FIS is a homodimeric NAP that is encoded by the second gene in the dusB‐fis operon and shows strong homology to the DNA‐binding domain of the NtrC transcription factor (Bishop et al. 2002; Morett and Bork 1998). Transcription of the fis gene is maximal in the early stages of exponential growth and FIS plays an important role in boosting the expression of genes that encode components of the translational machinery of the cell (Appleman et al. 1998; Ball and Johnson 1991; Hirvonen et al. 2001; Osuna et al. 1995). FIS binds to the major groove of the DNA using a helix‐turn‐helix (HTH) motif that interacts with A+T‐rich sites that match a weak consensus sequence (Hancock et al. 2016). The protein uses an induced fit binding mechanism that compresses the minor groove between those parts of the major groove that accommodate the HTH motifs of the two subunits (Figure 1.18) (Hancock et al. 2016; Stella et al. 2010). This creates a bend in the DNA of 65° according to FIS‐DNA co‐crystal structure data (Stella et al. 2010) with bends of up to 90° also being reported (Kostrewa et al. 1992; Pan et al. 1996).

Transcription factors that introduce bends into DNA can facilitate additional contacts between DNA (including proteins bound to that DNA) located upstream of the promoter and bound RNA polymerase, increasing the efficiency of transcription initiation (Huo et al. 2006; Rivetti et al. 1999; Verbeek et al. 1991). FIS acts as a ‘conventional’ transcription factor at some promoters, making protein–protein contacts with RNA polymerase (Bokal et al. 1997) and its DNA‐bending activity has the potential to enhance the efficiency of the early stages of the transcription process. FIS can also influence promoter function without the need to contact RNA polymerase. The leuV operon consists of three genes that encode three of the four tRNA₁^Leu isoreceptors and its promoter is under the positive control of FIS. The single binding site for the FIS protein upstream of the leuV promoter is located in a DNA segment that is prone to becoming single‐stranded under the torsional stress imposed by negative supercoiling. This phenomenon is known as supercoiling‐induced DNA duplex destabilisation, SIDD (Benham 1992, 1993). Binding of the FIS protein to its site within the SIDD element displaces the tendency towards duplex destabilisation to the nearest susceptible site, in this case, the leuV promoter – assisting in the formation there of an open transcription complex (Opel et al. 2004). This mechanism is not peculiar to FIS and has been demonstrated for the IHF NAP too (Sheridan et al. 1998).
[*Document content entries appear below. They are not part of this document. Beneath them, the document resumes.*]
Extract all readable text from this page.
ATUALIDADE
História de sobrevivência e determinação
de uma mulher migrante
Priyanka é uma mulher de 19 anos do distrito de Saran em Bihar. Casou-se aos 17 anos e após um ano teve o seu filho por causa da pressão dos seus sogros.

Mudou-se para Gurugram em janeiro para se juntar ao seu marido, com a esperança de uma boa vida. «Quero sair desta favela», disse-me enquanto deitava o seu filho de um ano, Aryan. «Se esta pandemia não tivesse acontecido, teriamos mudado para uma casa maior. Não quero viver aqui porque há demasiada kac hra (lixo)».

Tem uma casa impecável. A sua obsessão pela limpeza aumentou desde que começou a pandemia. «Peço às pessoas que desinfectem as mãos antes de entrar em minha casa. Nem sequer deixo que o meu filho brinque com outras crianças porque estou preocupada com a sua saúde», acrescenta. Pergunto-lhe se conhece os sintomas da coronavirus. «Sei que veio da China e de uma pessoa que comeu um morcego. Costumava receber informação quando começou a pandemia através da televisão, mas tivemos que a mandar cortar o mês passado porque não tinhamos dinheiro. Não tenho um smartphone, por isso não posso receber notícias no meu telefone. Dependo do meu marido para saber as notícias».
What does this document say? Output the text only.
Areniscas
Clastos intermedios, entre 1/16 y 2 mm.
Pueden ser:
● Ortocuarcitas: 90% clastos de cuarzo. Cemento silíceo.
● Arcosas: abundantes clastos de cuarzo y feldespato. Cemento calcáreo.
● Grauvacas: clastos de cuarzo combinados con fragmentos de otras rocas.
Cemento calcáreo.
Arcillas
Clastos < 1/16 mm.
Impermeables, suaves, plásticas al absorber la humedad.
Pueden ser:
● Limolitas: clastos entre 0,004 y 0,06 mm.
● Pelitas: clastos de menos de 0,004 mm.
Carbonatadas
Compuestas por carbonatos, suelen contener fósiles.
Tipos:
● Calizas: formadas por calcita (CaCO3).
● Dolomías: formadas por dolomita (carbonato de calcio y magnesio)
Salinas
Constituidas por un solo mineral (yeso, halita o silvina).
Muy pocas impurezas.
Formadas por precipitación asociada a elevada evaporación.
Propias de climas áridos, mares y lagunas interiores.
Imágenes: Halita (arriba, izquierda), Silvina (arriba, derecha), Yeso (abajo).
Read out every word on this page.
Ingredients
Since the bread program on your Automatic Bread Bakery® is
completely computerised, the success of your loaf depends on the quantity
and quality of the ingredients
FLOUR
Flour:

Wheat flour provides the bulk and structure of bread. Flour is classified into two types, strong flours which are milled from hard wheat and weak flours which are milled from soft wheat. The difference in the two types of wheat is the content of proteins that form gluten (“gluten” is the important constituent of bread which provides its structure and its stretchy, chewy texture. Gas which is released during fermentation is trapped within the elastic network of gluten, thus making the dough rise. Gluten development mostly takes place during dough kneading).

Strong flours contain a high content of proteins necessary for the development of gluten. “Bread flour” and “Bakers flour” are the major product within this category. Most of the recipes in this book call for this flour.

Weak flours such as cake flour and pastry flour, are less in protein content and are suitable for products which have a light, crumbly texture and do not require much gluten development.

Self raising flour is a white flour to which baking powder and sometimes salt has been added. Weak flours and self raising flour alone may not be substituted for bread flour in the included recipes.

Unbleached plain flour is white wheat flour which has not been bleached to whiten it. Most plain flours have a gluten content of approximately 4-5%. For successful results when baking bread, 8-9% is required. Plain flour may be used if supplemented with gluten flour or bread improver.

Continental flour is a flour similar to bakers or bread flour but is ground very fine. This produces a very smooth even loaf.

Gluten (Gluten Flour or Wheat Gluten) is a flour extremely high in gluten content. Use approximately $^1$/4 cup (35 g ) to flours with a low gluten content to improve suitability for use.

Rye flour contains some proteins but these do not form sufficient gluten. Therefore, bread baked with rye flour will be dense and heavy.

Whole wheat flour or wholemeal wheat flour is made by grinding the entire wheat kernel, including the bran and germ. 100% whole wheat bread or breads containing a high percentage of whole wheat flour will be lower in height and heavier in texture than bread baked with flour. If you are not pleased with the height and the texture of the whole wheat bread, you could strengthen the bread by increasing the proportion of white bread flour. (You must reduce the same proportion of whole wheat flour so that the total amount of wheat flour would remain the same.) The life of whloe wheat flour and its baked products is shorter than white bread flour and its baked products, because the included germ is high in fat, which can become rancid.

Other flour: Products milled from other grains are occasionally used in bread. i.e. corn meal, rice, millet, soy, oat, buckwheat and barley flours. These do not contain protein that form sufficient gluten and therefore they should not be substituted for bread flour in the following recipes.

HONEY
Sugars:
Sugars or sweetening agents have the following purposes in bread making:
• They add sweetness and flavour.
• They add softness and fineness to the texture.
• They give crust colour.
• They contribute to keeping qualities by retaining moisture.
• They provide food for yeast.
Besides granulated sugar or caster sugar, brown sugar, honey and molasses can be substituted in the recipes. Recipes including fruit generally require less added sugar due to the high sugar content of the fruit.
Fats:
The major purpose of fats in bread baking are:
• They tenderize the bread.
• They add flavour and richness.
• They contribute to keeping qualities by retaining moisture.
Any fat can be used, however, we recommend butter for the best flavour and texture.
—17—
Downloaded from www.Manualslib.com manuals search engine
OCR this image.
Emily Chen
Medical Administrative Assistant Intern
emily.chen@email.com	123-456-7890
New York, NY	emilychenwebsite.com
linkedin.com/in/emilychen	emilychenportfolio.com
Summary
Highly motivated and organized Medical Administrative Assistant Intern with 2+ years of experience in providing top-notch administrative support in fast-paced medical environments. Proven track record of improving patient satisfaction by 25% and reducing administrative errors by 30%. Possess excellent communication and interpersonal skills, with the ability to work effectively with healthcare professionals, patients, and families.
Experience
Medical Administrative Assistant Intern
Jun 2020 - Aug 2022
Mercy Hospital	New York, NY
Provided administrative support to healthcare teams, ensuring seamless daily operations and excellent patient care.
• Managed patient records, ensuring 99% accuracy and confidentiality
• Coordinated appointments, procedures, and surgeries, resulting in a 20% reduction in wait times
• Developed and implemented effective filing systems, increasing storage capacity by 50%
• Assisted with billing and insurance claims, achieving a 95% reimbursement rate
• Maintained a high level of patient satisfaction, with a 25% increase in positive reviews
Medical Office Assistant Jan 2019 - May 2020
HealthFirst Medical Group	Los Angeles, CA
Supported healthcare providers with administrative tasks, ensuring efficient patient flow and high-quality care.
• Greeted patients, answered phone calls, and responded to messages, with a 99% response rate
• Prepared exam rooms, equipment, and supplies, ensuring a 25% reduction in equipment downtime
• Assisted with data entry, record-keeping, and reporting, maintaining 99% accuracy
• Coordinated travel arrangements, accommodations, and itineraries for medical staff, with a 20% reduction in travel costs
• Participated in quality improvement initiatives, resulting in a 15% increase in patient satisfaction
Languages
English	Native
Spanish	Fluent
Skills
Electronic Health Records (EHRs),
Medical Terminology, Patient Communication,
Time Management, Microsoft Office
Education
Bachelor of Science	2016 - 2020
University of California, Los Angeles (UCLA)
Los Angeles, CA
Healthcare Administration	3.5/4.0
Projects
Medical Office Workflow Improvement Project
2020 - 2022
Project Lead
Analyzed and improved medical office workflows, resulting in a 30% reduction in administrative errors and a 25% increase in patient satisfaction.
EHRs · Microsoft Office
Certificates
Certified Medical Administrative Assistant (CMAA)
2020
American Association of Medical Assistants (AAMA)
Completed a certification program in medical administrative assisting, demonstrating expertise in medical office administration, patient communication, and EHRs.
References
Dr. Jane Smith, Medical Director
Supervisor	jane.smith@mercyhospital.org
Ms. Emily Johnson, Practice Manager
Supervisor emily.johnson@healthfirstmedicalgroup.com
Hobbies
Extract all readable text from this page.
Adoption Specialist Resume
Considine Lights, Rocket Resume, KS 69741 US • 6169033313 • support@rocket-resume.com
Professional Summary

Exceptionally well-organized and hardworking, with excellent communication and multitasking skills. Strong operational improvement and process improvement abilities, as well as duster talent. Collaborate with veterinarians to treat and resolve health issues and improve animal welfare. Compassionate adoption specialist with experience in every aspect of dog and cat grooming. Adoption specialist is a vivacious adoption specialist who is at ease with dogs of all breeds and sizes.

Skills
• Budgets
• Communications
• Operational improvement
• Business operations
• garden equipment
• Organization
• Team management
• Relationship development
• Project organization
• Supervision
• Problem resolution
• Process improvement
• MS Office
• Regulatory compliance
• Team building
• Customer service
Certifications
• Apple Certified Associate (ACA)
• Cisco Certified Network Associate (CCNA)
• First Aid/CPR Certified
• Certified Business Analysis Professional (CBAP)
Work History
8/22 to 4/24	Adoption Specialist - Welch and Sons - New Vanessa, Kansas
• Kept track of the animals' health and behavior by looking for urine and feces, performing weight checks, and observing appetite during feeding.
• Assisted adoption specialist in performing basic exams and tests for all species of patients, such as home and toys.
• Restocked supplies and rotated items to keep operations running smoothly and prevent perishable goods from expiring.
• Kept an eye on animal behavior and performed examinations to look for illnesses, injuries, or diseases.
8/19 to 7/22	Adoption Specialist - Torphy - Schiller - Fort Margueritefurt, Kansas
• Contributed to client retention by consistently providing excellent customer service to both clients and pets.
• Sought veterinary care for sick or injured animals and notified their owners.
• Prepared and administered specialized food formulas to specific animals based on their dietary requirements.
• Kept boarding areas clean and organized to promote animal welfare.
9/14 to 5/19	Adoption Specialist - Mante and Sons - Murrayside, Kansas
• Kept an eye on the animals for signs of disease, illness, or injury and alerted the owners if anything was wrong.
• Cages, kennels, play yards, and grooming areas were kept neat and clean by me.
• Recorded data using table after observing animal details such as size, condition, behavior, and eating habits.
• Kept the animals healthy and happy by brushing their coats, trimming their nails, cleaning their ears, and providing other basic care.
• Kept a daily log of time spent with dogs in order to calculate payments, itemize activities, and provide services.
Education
It is likely to be used at many other promoters and represents an under‐researched aspect of the link between NAP binding, DNA topology, and promoter activation.

FIS has also been shown to create a nucleoprotein complex at promoters with a series of FIS‐binding sites that stabilise the topological state of the DNA in ways that favour transcription initiation (Rochman et al. 2004). Many of these promoters express genes that encode components of the translational apparatus, such as ribosomal proteins, tRNA, and rRNA (Champagne and Lapointe 1998; Newlands et al. 1992; Nilsson et al. 1990). Increased translation capacity is necessary to support rapid bacterial growth, so the stimulatory role of FIS during the lag‐to‐log phase of the growth cycle is important. Consistent with this is the observation that while mutants that lack the FIS protein remain viable, they display reduced competitive fitness when grown in co‐culture with their otherwise isogenic wild‐type parent (Schneider et al. 1997).